Since the burden of proof in respect to the insolvency of the taxpayer is upon the respondent his failure to establish that the transferor was insolvent at the time the alleged transfers were made or resulted in making him insolvent means that he has failed to establish his case as to Ethel F. Halle with respect to these alleged transfers. The facts establish clearly that Louis Halle during each of the years 1929 to 1938, inclusive, had large amounts of net income. The very fact that he had large sums of net income in the years 1929 to 1938, inclusive, which he did not report on his returns was the basis for our decision determining deficiencies and fraud penalties against him for those years. Yet respondent would now have us make a finding of fact that notwithstanding these large amounts of income which Louis Halle unquestionably had in each of those years, he was insolvent at the end of each year. Of course, it is possible that this could be so but in view of the fact that he had large amounts of net income in each of the years 1929 to 1938, inclusive, we think it is very unlikely that he was insolvent during those years. Certainly respondent has not proved insolvency of Louis Halle for this period and we cannot make any finding of fact that he has done so.
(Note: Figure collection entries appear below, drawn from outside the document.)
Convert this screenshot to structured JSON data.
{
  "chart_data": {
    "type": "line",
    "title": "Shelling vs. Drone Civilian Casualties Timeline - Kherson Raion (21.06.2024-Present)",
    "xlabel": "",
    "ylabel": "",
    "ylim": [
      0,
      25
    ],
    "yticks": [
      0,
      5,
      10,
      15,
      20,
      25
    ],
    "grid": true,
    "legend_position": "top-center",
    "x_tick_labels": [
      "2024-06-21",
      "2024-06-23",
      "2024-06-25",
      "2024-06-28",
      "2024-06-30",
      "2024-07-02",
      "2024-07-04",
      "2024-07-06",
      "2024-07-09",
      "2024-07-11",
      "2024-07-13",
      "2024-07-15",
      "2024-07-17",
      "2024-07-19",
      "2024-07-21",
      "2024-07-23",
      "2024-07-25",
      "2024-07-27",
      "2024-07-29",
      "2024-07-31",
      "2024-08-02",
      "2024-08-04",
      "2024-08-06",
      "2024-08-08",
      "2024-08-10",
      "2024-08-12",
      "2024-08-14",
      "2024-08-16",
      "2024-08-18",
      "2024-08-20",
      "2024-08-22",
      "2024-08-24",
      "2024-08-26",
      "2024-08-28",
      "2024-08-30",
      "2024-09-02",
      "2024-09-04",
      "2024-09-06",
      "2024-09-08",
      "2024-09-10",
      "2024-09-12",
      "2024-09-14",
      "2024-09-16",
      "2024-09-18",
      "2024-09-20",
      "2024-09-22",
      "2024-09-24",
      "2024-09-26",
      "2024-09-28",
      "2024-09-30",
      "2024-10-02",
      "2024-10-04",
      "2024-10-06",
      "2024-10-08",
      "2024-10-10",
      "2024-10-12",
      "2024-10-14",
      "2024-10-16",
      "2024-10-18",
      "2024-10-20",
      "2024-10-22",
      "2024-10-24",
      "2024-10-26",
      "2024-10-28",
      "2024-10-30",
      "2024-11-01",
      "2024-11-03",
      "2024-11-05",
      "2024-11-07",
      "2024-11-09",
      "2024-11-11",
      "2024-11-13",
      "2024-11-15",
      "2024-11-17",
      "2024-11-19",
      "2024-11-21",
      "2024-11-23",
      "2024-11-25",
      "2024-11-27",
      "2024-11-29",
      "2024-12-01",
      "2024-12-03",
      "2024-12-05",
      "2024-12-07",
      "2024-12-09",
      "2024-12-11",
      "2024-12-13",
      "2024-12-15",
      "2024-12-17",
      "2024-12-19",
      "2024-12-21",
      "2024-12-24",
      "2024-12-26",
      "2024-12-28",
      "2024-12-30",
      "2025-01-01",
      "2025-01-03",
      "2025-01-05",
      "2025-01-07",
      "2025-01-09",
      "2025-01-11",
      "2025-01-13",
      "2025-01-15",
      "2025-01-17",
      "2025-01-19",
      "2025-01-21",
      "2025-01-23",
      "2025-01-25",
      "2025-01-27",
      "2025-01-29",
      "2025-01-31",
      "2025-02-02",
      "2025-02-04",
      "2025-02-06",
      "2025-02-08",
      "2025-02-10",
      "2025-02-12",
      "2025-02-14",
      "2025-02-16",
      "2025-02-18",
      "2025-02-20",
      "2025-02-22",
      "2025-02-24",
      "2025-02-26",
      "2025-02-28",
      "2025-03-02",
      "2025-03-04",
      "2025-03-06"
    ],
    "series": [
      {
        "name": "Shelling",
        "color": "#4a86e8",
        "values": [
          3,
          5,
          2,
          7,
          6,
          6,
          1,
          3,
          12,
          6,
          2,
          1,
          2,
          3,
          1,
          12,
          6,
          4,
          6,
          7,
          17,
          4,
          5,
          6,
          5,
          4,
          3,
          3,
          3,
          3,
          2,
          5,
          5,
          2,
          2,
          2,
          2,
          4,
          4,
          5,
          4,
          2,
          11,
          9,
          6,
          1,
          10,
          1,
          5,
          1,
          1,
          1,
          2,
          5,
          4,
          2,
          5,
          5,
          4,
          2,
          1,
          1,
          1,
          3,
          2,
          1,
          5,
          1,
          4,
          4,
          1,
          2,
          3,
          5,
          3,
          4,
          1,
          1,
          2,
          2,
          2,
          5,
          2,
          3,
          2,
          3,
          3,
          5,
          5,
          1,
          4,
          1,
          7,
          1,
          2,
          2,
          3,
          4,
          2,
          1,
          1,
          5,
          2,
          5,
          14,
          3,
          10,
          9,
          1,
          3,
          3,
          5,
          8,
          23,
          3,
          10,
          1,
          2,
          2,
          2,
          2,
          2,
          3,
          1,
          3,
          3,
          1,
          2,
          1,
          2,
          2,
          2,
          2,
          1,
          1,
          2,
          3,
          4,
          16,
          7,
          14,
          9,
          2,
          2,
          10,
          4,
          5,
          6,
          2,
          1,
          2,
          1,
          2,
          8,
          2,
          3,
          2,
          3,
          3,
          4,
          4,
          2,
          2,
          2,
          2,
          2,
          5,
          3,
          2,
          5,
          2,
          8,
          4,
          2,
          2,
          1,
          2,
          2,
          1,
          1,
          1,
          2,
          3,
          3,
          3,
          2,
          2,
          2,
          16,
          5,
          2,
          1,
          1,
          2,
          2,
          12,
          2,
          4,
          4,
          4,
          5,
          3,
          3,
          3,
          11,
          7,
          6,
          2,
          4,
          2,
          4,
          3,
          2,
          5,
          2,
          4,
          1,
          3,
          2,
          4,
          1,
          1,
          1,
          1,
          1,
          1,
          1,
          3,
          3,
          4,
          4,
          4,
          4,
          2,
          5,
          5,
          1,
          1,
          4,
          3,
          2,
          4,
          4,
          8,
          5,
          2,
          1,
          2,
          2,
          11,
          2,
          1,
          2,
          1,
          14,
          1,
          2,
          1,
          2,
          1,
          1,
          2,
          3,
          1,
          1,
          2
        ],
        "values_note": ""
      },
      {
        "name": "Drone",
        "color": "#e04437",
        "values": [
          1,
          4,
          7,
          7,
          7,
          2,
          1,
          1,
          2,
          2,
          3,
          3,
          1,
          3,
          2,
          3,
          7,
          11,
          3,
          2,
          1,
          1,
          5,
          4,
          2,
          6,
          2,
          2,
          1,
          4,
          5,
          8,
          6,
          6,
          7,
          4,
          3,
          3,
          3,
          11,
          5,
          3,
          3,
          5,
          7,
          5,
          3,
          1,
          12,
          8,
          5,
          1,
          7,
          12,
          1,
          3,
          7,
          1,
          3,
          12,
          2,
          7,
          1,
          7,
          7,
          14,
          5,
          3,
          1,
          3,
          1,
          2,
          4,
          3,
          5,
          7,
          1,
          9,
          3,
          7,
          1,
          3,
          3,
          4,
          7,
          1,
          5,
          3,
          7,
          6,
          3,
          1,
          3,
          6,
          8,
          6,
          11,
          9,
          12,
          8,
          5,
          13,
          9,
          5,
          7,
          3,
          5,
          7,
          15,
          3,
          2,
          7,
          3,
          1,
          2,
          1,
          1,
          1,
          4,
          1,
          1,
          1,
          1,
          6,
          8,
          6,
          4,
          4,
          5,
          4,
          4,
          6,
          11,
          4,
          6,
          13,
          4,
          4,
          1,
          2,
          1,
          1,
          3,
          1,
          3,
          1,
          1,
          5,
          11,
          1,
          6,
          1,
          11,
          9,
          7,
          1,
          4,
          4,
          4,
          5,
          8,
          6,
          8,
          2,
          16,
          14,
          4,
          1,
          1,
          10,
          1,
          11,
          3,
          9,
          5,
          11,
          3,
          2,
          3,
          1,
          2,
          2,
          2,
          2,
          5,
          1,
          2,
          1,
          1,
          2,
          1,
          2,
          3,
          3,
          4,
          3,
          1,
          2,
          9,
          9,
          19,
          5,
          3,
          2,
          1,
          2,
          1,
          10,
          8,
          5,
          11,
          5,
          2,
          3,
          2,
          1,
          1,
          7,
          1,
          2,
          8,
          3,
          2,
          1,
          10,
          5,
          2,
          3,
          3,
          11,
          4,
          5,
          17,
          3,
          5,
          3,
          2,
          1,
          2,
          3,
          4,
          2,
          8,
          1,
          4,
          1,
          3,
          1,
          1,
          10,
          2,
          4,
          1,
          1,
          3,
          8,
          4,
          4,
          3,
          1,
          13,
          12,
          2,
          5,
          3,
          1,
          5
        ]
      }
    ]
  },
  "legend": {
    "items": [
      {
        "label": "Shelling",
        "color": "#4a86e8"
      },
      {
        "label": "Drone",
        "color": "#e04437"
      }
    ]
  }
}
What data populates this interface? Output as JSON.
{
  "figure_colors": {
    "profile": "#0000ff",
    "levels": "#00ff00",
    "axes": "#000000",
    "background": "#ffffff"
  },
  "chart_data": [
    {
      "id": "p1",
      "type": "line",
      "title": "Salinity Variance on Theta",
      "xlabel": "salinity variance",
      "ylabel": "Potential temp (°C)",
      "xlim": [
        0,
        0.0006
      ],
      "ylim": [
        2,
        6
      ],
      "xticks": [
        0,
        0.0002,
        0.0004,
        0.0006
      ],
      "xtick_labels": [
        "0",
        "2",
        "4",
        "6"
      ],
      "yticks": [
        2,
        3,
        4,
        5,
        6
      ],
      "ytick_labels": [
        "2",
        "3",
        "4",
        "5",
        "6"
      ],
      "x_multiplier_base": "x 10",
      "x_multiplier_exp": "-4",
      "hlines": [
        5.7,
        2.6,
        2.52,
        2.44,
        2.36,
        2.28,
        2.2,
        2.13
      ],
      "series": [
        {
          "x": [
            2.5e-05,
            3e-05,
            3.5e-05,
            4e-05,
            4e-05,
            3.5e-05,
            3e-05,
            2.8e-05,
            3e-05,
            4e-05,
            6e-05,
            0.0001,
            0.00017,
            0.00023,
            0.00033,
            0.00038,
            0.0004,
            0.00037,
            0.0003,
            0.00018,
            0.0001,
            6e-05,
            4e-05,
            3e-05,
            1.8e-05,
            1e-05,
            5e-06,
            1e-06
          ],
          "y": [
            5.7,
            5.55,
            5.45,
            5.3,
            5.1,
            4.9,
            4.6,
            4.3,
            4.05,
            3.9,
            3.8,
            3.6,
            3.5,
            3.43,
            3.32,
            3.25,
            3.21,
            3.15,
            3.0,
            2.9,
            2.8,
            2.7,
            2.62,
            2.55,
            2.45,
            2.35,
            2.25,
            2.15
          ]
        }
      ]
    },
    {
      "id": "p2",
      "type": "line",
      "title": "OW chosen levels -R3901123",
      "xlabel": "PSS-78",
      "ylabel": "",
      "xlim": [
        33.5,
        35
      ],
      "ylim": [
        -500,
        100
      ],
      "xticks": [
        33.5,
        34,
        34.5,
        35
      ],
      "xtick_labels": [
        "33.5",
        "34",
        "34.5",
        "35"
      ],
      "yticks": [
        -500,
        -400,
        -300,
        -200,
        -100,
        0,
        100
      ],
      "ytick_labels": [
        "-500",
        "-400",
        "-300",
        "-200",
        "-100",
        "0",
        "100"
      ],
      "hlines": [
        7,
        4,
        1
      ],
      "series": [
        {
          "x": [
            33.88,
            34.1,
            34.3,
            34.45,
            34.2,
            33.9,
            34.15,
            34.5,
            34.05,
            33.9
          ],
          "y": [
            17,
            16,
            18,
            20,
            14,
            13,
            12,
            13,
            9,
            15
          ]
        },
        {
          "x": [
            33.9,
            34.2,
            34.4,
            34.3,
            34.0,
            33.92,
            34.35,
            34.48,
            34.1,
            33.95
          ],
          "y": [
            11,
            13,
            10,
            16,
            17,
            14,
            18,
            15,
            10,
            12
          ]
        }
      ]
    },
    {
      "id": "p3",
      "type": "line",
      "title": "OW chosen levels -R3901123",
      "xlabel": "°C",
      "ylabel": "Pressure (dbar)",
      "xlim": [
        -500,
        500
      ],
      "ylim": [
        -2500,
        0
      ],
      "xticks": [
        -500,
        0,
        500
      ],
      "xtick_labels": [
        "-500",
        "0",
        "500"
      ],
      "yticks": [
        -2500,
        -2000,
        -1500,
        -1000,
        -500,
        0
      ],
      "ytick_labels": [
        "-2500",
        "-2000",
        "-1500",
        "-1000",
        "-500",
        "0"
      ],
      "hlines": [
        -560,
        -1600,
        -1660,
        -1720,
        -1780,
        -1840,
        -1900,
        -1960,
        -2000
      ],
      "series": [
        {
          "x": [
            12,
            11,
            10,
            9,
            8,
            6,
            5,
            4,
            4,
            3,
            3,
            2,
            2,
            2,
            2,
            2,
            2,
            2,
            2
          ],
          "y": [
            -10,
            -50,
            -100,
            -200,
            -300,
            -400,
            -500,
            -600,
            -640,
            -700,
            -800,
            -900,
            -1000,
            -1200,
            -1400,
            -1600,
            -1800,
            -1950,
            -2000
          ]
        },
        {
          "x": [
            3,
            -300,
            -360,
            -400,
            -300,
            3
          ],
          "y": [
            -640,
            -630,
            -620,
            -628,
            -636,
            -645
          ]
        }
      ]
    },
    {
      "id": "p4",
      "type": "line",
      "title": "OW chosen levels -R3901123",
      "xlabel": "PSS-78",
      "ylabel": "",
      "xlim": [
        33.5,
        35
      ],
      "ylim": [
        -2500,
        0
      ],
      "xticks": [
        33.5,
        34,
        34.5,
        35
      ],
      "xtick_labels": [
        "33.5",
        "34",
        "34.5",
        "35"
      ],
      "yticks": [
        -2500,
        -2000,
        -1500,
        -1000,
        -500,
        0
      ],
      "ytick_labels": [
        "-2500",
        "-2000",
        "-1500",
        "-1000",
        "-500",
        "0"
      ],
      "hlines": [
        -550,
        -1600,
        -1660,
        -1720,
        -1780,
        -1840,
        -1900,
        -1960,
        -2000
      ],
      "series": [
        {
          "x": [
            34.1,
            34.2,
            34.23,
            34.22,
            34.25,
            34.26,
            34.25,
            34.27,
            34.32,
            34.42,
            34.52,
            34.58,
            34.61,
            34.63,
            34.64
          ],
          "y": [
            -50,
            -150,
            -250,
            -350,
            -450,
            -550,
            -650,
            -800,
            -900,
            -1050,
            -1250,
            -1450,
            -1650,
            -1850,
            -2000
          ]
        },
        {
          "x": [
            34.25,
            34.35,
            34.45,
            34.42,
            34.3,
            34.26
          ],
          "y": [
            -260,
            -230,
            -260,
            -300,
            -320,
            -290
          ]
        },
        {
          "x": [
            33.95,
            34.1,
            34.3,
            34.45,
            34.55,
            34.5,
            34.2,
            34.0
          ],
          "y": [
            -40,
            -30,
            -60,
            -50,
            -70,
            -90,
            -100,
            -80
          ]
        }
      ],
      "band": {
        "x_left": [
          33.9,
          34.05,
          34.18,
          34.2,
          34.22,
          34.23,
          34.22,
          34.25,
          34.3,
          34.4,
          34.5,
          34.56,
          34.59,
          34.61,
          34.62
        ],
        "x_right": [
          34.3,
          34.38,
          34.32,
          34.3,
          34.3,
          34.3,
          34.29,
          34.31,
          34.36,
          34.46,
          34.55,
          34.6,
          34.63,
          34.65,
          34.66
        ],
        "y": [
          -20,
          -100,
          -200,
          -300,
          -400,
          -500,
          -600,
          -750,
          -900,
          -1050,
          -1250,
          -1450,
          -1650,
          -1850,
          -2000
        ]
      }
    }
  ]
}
Under these circumstances we hold that Ethel F. Halle is not liable as transferee in respect to such transfers as might have been made to her by Louis Halle during the period 1929 through 1938. On that part of his determination respondent is reversed.
It is, therefore, determined that petitioners are liable as transferees to the following extent, together with interest as provided by law:
Docket Transferee Name of petitioner No. liability
Ruth Halle Rowen_ 31666 $5, 632. 89
Ethel F. Halle___ 31667 14,073.60
Edward Halle___ 31668 5,632.88
Decisions will be entered accordingly.